CBS sets its course as a news medium not only by the old journalistic myth of "objective" reporting but by another mirage of its own: CBS news analysts are supposed to interpret the meaning of the news without giving their own opinions. By ignoring this lofty impossibility CBS newsmen have won more radio and TV awards than the staff of any other network. Last week, by zealously chasing the mirage, CBS trod heavily on the toes of its foremost commentators, Eric Sevareid, 44, and Edward R. Murrow, 48.
The mirage blinded a CBS Washington deskman named James E. Roper one evening a fortnight ago, as he scanned the script turned in by Sevareid for his nightly five-minute analysis on the radio network. Through a series of pointed questions, the script challenged the wisdom of the State Department's refusal to let U.S. newsmen visit China. "I couldn't pass it; I couldn't defend this one," says Roper. He telephoned CBS News Director John Day at his Manhattan home and read him the text. Day agreed that it should not go on the air because Sevareid's opinion was showing.

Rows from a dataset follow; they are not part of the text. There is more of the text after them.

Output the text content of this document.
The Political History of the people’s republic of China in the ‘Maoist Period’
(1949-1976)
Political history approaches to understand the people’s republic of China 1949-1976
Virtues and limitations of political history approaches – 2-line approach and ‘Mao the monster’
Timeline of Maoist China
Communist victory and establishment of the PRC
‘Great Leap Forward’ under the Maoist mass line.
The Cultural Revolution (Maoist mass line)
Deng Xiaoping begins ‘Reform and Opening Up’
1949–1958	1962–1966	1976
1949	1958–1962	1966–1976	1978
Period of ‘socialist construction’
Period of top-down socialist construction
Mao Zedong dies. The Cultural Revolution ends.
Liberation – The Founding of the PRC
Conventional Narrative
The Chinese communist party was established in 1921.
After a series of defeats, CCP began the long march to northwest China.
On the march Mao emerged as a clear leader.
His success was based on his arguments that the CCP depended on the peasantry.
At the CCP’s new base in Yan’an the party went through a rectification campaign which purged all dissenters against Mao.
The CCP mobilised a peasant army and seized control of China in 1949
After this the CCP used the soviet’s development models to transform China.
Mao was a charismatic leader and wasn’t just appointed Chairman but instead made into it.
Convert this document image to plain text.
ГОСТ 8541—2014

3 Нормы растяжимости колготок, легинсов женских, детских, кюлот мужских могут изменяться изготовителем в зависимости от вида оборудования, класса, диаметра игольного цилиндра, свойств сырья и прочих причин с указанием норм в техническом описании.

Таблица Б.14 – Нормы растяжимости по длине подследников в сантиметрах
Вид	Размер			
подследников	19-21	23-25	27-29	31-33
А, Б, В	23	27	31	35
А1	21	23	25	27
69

Wholly Consistent. As the offending script showed, when it turned up later in the Washington Star and the Congressional Record, Sevareid's observations were fairly mildand wholly consistent with the network's own views. Like most other major U.S. news-gathering organizations, CBS itself has publicly protested the State Department's policy of keeping correspondents out of China. It was the only network to broadcast direct reports from the Baltimore Afro-American's William Worthy, one of the three newsmen who entered China in defiance of the ban. To top things off, on the very evening Sevareid was edited off the air, a different CBS deskman in Manhattan passed Ed Murrow's blunter criticism of the State Department's policy: "What it comes down to is that we must refuse to allow ourselves to know about China, because if we did, we would obtain the release of ten American prisoners."
Actually, Sevareid's rejected script was much gentler than many others that CBS has aired out of his own mouth. In June 1953 he said: "The country is not in danger of government by fascists or Communists; it's in danger of government by stuffed shirts." During the Truman Administration, CBS even permitted Sevareid the editorial "We." He said: "We think the President has been basically right on foreign policy, including his handling of the Korean war, but we think he's run out of gas on domestic affairs."
Said a perturbed Sevareid: "What is analysis and what is opinion or editorializing? Possibly the differences can never be resolved." His network ruled not only that Roper and Day had been right about the differences, but that Murrow and the Manhattan deskman had been wrong. The Association of Radio-TV News Analysts protested: "Every competent news analyst is bound to express editorial opinion. He does so in selecting topics, in emphasizing their relative importance, and in the tone of voice he uses ... It is hard to understand why CBS still pretends to follow an impossible policy which its news analysts are violating every day."